No superpower can exist in complete isolation. This implies that in addition to the superpower, exists other powers in addition to it. A simple example would be Flash. In addition to being fast, I reckon that his body should be able to withstand travelling at that speed. He probably would have enhanced muscle strength (both to support his running and punching at the speed of light) and maybe able to control his metabolic rate so that travelling so fast would not consume his body resources at a rapid rate.
This scenario should clearly describe that you cannot learn things in isolation because each discipline inherits information of another discipline one way or another.
Karate-do is well known as the way of the empty hand, and a predominantly striking art. This would imply that the art is predominantly focused on strikes through punches, kicks, elbows, knees, palm and sometimes open hand techniques such as the palm strike and ‘knife hand’ or ‘spear hand’ (imagine the Karate chop). Sounds like a very menacing self-defense system, doesn’t it?
As mentioned in the first section of the article, each discipline inherits information of another discipline. Historically, karate included techniques such as throws, joint locks and some grappling. In fact, karate has a set of common throws that can be found in many forms (refer: kata).
Some of them include the following:
Leg sweeps – ashi barai, shoto geri, shoto gari (judo), uchi gari, tai otoshi, harai goshi, etc. (some are judo terms)
Throws – seoi nage, ogoshi, kaiten nage, tenshi nage, kote gaeshi, irimi nage, etc.
Joint locks – I’m not familiar with some of the names, but some include my favorite ikkyo, nikkyo, shihonage and their variants.
The above are some examples I can think of on the top of my head that can be observed during kata applications (refer: bunkai) and during sports sparring (refer: sports kumite). If you’re wondering; yes, those are techniques inherited from the systems famed for their expertise in throwing and locking, Aikido, Judo and Jujitsu.
Generally, throws and leg sweeps monetize from exploiting the balance and anatomy weakness of the human body. Leg sweeps exploit the shifting body weight and balance, throws exploit center of gravity and body balance, joint locks exploit areas of the anatomy that limit movement. If understood and used properly, these techniques are just as effective, if not more than striking techniques for self-defense. Not to mention they look cooler to learn and perform.

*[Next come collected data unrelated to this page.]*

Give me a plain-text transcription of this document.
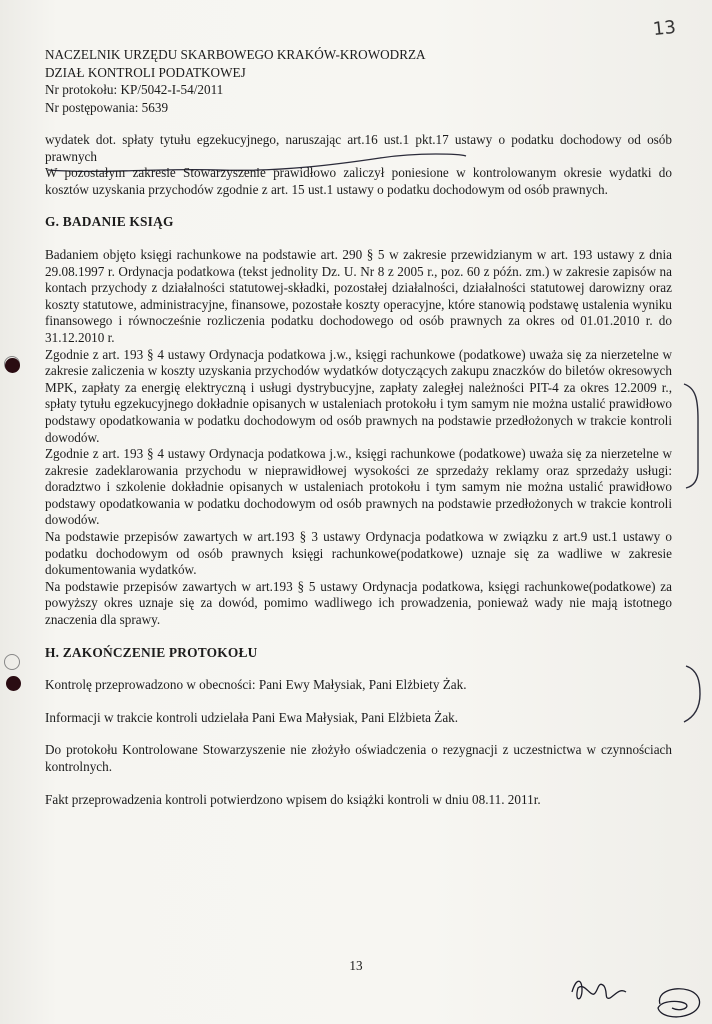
13
NACZELNIK URZĘDU SKARBOWEGO KRAKÓW-KROWODRZA
DZIAŁ KONTROLI PODATKOWEJ
Nr protokołu: KP/5042-I-54/2011
Nr postępowania: 5639

wydatek dot. spłaty tytułu egzekucyjnego, naruszając art.16 ust.1 pkt.17 ustawy o podatku dochodowy od osób prawnych

W pozostałym zakresie Stowarzyszenie prawidłowo zaliczył poniesione w kontrolowanym okresie wydatki do kosztów uzyskania przychodów zgodnie z art. 15 ust.1 ustawy o podatku dochodowym od osób prawnych.

G. BADANIE KSIĄG

Badaniem objęto księgi rachunkowe na podstawie art. 290 § 5 w zakresie przewidzianym w art. 193 ustawy z dnia 29.08.1997 r. Ordynacja podatkowa (tekst jednolity Dz. U. Nr 8 z 2005 r., poz. 60 z późn. zm.) w zakresie zapisów na kontach przychody z działalności statutowej-składki, pozostałej działalności, działalności statutowej darowizny oraz koszty statutowe, administracyjne, finansowe, pozostałe koszty operacyjne, które stanowią podstawę ustalenia wyniku finansowego i równocześnie rozliczenia podatku dochodowego od osób prawnych za okres od 01.01.2010 r. do 31.12.2010 r.

Zgodnie z art. 193 § 4 ustawy Ordynacja podatkowa j.w., księgi rachunkowe (podatkowe) uważa się za nierzetelne w zakresie zaliczenia w koszty uzyskania przychodów wydatków dotyczących zakupu znaczków do biletów okresowych MPK, zapłaty za energię elektryczną i usługi dystrybucyjne, zapłaty zaległej należności PIT-4 za okres 12.2009 r., spłaty tytułu egzekucyjnego dokładnie opisanych w ustaleniach protokołu i tym samym nie można ustalić prawidłowo podstawy opodatkowania w podatku dochodowym od osób prawnych na podstawie przedłożonych w trakcie kontroli dowodów.

Zgodnie z art. 193 § 4 ustawy Ordynacja podatkowa j.w., księgi rachunkowe (podatkowe) uważa się za nierzetelne w zakresie zadeklarowania przychodu w nieprawidłowej wysokości ze sprzedaży reklamy oraz sprzedaży usługi: doradztwo i szkolenie dokładnie opisanych w ustaleniach protokołu i tym samym nie można ustalić prawidłowo podstawy opodatkowania w podatku dochodowym od osób prawnych na podstawie przedłożonych w trakcie kontroli dowodów.

Na podstawie przepisów zawartych w art.193 § 3 ustawy Ordynacja podatkowa w związku z art.9 ust.1 ustawy o podatku dochodowym od osób prawnych księgi rachunkowe(podatkowe) uznaje się za wadliwe w zakresie dokumentowania wydatków.

Na podstawie przepisów zawartych w art.193 § 5 ustawy Ordynacja podatkowa, księgi rachunkowe(podatkowe) za powyższy okres uznaje się za dowód, pomimo wadliwego ich prowadzenia, ponieważ wady nie mają istotnego znaczenia dla sprawy.

H. ZAKOŃCZENIE PROTOKOŁU

Kontrolę przeprowadzono w obecności: Pani Ewy Małysiak, Pani Elżbiety Żak.

Informacji w trakcie kontroli udzielała Pani Ewa Małysiak, Pani Elżbieta Żak.

Do protokołu Kontrolowane Stowarzyszenie nie złożyło oświadczenia o rezygnacji z uczestnictwa w czynnościach kontrolnych.

Fakt przeprowadzenia kontroli potwierdzono wpisem do książki kontroli w dniu 08.11. 2011r.

13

I do not claim to be an expert in any of the above arts or any form of self-defense, but I am a firm believer that self-defense comes in two forms, restraint and removal and outright beating the attacker up. However, in an event where you clearly know there’s a difference in strength (i.e. the average man vs average woman), it’s hard to predict the outcome, if ball kicking isn’t involved. On the other hand, I can safely say that every human has a similar anatomy and can ensure you that strength is not part of human anatomy. This would sort of describe the saying, brain versus brawn during a confrontation. But, if you are defending against an alien, a gun might be a better choice.

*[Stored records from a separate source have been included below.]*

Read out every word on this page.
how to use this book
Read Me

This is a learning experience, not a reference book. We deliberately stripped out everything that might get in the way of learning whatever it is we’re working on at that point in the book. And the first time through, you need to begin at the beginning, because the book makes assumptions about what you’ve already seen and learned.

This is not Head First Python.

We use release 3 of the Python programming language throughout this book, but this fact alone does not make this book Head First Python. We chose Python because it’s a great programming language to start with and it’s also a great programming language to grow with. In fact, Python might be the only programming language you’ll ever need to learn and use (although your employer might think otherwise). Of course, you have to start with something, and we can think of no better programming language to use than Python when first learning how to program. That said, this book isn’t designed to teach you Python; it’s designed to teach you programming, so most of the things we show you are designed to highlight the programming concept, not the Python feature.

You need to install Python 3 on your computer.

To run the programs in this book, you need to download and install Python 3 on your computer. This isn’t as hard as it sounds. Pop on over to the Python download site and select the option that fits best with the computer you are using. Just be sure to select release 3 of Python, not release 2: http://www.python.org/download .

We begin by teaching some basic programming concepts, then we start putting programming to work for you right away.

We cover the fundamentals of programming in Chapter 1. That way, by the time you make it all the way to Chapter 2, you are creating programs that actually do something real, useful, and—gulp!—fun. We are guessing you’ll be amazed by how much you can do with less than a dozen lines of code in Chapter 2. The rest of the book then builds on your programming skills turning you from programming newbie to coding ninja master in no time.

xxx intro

Now, coming back to Karate, a typical class would include warm ups, basic techniques and movement, kata practice and/or kumite. Kata practice often includes bunkai training in a form of one step sparring (refer: ippon kumite) and often ends up consisting of a combination of blocks and strikes. Although some bunkai include joint locks and throws, it is often done with a degree of strength involved, meaning it might be missing some details during execution. Throws, sweeps and locks should be executed with minimum use of strength, meaning a smaller individual should be able to execute the technique on someone approximately twice or half their size (not weight). Additionally, the partner (refer: uke) should learn how to use a variety of break falls to prevent further injury upon execution of a technique.
Admittedly, this isn’t the easiest task to teach, learn and pickup just from watching videos or a master perform it on you several times for a seminar. Like any group or partner activity, it is important to communicate how you felt during the technique to help each other learn. Although this will likely take double, maybe triple the duration to master as opposed to turning up to a judo or aikido class; what’s important is that you understand what you are doing on the journey of perfecting the technique.
In short: Practice, Practice, Practice!
Karate is a ‘complete’ martial arts system that comprises of strikes, throws, sweeps joint locks and sometimes grappling. Instead of just focusing on striking, spend some time with your peers and instructor to discuss possible throwing and locking techniques within a kata’s bunkai and not tunnel vision on the ‘standard’ answer. Practice, experiment and research different joint locks and throws available although self-learning is a pain. But I promise doing so will be fruitful towards your development.
Remember, you can’t and shouldn’t learn things in isolation. Be your own Karate Superhero!